This is an event that I'm particularly interested in hosting as the idea of nostalgia has been a frequent topic of discussion between me and Michelle. Why is it so powerful? How is it so universal? What is it's opposite? I'm sure we'll get into those questions and more on 9/12/20 at 5:00PM.
From movies to politics, social media posts to the targeted ads between them, nostalgia is one of the most potent forces of our era. On Nostalgia is a panoramic cultural history of nostalgia, exploring how a force that started as a psychological diagnosis of soldiers fighting far from home has come become a quintessentially modern condition. Drawing on everything from the modern science of memory to the romantic ideals of advertising, and traversing cultural movements from futurism to fascism to Facebook, cultural critic David Berry examines how the relentless search for self and overwhelming presence of mass media stokes the fires of nostalgia, making it as inescapable as it is hard to pin down.
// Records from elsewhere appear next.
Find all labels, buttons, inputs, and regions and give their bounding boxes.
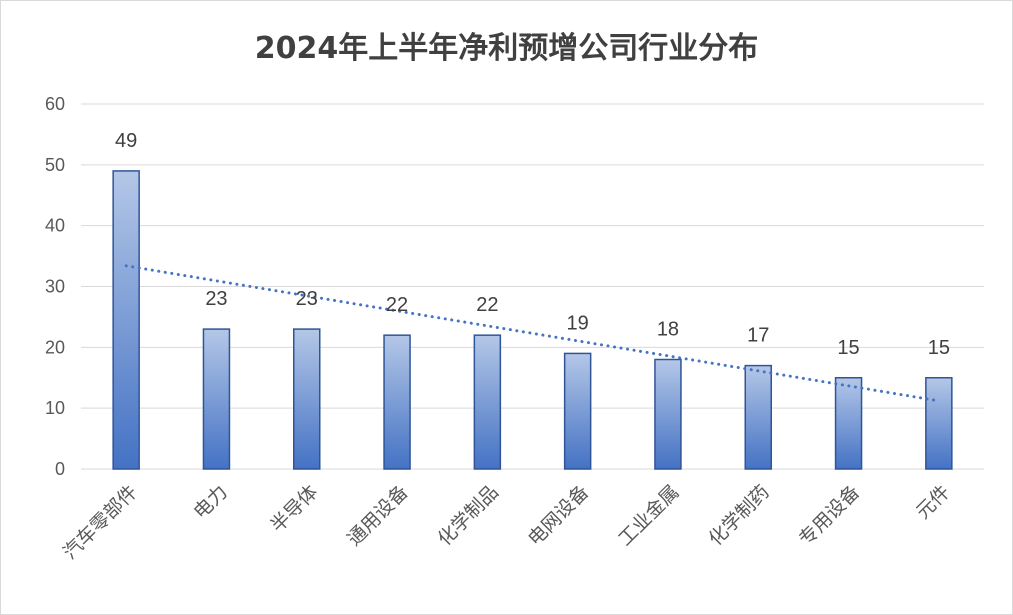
bar	[925, 377, 953, 470]
y-tick-label: 0	[55, 459, 65, 479]
bar	[834, 377, 863, 470]
y-tick-label: 40	[45, 216, 65, 236]
trend-line	[124, 264, 941, 403]
category-label: 通用设备	[343, 481, 412, 550]
bar	[654, 358, 682, 470]
bar	[563, 352, 592, 470]
category-label: 电力	[190, 481, 232, 523]
y-tick-label: 20	[45, 337, 65, 357]
data-label: 19	[567, 312, 589, 334]
data-label: 23	[296, 288, 318, 310]
y-tick-label: 30	[45, 277, 65, 297]
category-label: 汽车零部件	[59, 481, 142, 564]
data-label: 18	[657, 319, 679, 341]
category-label: 元件	[912, 481, 954, 523]
data-label: 17	[747, 325, 769, 347]
y-tick-label: 50	[45, 155, 65, 175]
category-label: 专用设备	[795, 481, 864, 550]
y-tick-label: 60	[45, 94, 65, 114]
bar	[112, 170, 140, 470]
category-label: 电网设备	[524, 481, 593, 550]
chart-title: 2024年上半年净利预增公司行业分布	[254, 31, 759, 66]
data-label: 23	[205, 288, 227, 310]
category-label: 化学制药	[704, 481, 773, 550]
data-label: 15	[928, 337, 950, 359]
data-label: 22	[476, 294, 498, 316]
y-tick-label: 10	[45, 398, 65, 418]
data-label: 15	[837, 337, 859, 359]
data-label: 49	[115, 130, 137, 152]
category-label: 化学制品	[434, 481, 503, 550]
bar	[473, 334, 502, 470]
bar	[744, 364, 772, 470]
bar	[293, 328, 321, 470]
bar	[202, 328, 231, 470]
data-label: 22	[386, 294, 408, 316]
category-label: 半导体	[266, 481, 322, 537]
bar	[383, 334, 411, 470]
category-label: 工业金属	[614, 481, 683, 550]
Holding fast against the pull of the past while trying to understand what makes the fundamental impossibility of return so appealing, On Nostalgia explores what it means to remember, how the universal yearning is used by us and against us, and it considers a future where the past is more readily available and easier to lose track of than ever before.
David Berry is a writer and cultural critic. His work has appeared in the Globe & Mail, Hazlitt, Toronto Life, and elsewhere, and he was an arts and culture columnist for the National Post for five years. This is his first book. David currently lives in Toronto.
From Mad Men to MAGA: how nostalgia came to be and why we are so eager to indulge it.